In der Beschwerdebegründung hat der Antragsteller ausgeführt: Er habe eine Lehre als Koch erfolgreich abgeschlossen. Da er jedoch im Anschluss an diese Ausbildung keine Beschäftigung gefunden habe, habe er sich entschlossen, eine Zweitausbildung zum staatlich anerkannten Hotel- und Gastronomiefachmann zu absolvieren. Dazu habe er vom 3. November 2003 bis 30. April 2007 eine Privatschule besucht und die Ausbildung abgeschlossen. Für den Besuch der Schule habe er ein monatliches Schulgeld i.H.v. 330,00 EUR zahlen müssen. Da er in diesem Zeitraum über keinerlei Einkünfte verfügt habe, habe sich seine Mutter bereit erklärt, das Schulgeld, die Fahrtkosten von M. nach P. und die Krankenversicherungsbeiträge darlehensweise zu zahlen. Er sei mit seiner Mutter übereingekommen, dass er nach der Ausbildung das Darlehen an sie zurückzahlen sollte. Diese Vereinbarung habe es dem Antragsteller ermöglicht, das Geld auf dem Konto bei der Augsburger Aktienbank nicht sofort aufzulösen, sondern erst nach Beendigung der Ausbildung. So habe die Möglichkeit bestanden, aus der Geldanlage noch Erlöse zu erzielen. Für die entstandenen Kosten im Rahmen der Ausbildung i.H.v. insgesamt 19.192,80 EUR hat der Antragsteller entsprechende Belege in Kopie eingereicht.

Der Antragsteller beantragt sinngemäß, den Beschluss des Sozialgerichts Magdeburg vom 21.Mai 2008 aufzuheben und die Antragsgegnerin zu verpflichten, ihm vorläufig bis zur Entscheidung in der Hauptsache Leistungen zur Sicherung des Lebensunterhaltes zu gewähren.

Die Antragsgegnerin beantragt, die Beschwerde zurückzuweisen.

Sie geht auch weiterhin davon aus, dass der Antragsteller nicht hilfebedürftig ist. Der Antragsteller habe am 23. April 2007 einen Antrag auf Leistungen zur Sicherung des Lebensunterhaltes gestellt. Angaben zum Vermögen habe er nicht gemacht. Erst nach Antragstellung habe er das Vermögen an seine Mutter überwiesen.

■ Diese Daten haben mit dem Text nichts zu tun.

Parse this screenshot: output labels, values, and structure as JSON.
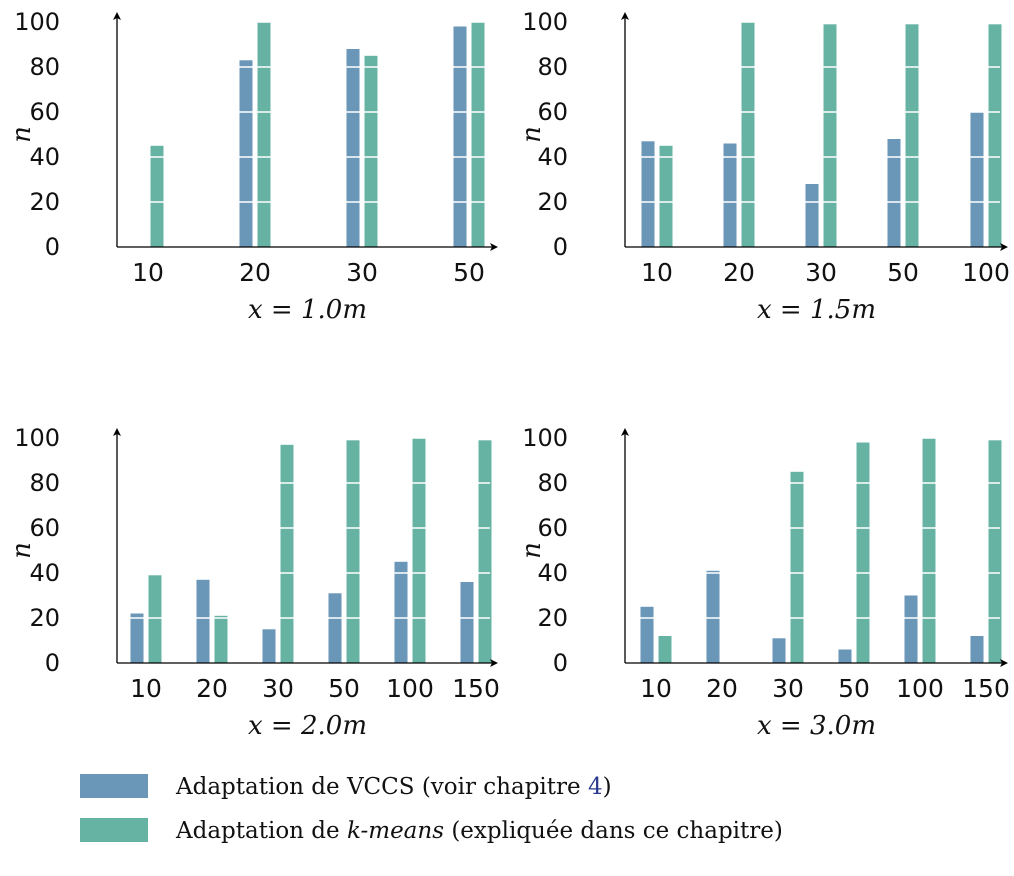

Erst im Beschwerdeverfahren, nicht aber bereits im Verwaltungsverfahren habe er den Grund der Überweisung vorgetragen. Dieses erwecke den Eindruck, dass der nunmehrige Vortrag konstruiert sei.

Zu den weiteren Einzelheiten des Sachverhaltes und des Vorbringens der Beteiligten wird auf die Verwaltungsakte der Antragsgegnerin und die Gerichtsakte verwiesen. Diese waren Gegenstand der Entscheidungsfindung des Senats.

II.

Die Beschwerde ist statthaft, § 172 Sozialgerichtsgesetz (SGG), form- und fristgerecht eingelegt worden (§ 173 SGG) und auch sonst zulässig. Sie ist auch zum Teil begründet.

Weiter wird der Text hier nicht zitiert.